Our investigation following the incident has determined that the problem only affected customers with non-standard processing flows. The majority of our customers are on the standard setup and did not experience any issues.
To understand the root cause of the problem you have to know: That all job queing happens in two groups, “standard" and "non-standard”. And all jobs in a group are queued sequentially and that the order are randomized between runs.
The problem originated in the handling of custom processing scripts used in non-standard setups. That is why only customers in the non-standard group were affected.
Some of the custom processing scripts generate an excessive amount of IO - file operations - on the storage server. This caused a delay and since jobs are queued sequentially any job following a delayed job will also be delayed
During the 30th the amount of IO reached a limit on the storage server causing abnormal delays.

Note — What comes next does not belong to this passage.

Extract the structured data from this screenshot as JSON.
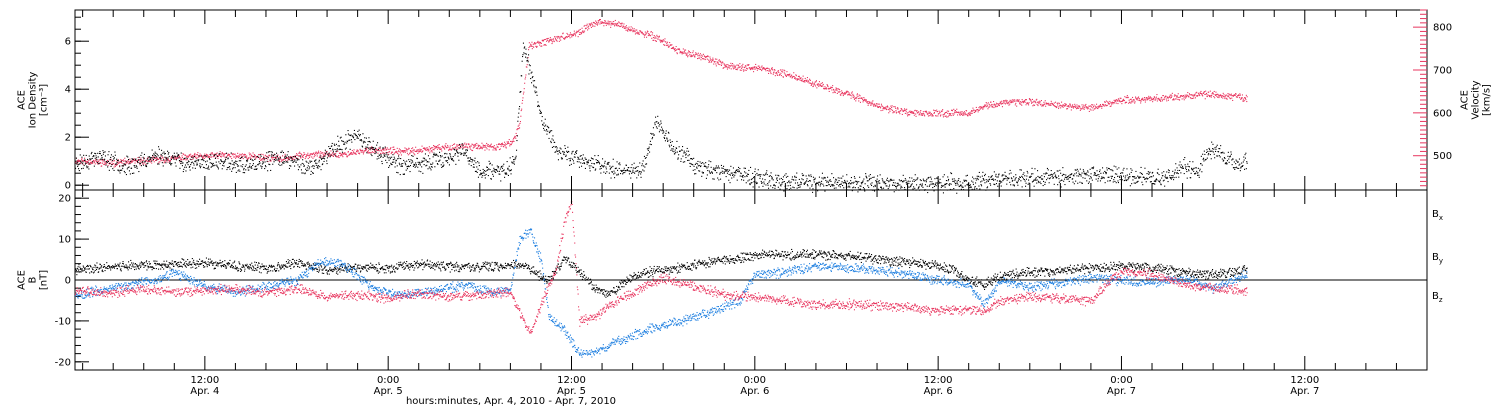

By randomizing the running order we ensure that a single job that fails cannot prevent any other pending job from running - that could happen if the jobs always ran in the same order. In that case no jobs after the failing job would ever run. We, of course, want to ensure all jobs will run, but this has the side-effect that the running order does not take any delays into account. It is not a problem when everything is within normal parameters, but this caused additional delays for some papers, because they ended in the "wrong" end of the queue.
Saturday morning we alleviated the problem by moving some of the processing away from the contested resource.
We have done a series of improvements to the non-standard setup over the last couple of weeks to generally improve the setup for all customers using it. Monday the 1st of June we updated all custom processing scripts to limit the amount of IO generated. This will completely remove any risk of hitting the IO ceiling.
To eliminate any change of a reoccurrence we will add another level of monitoring and logging to the system queing jobs for processing. This will cover both standard and non-standard flows.
Thankfully all papers where processed before the morning rush and in the end the end-user impact was very low.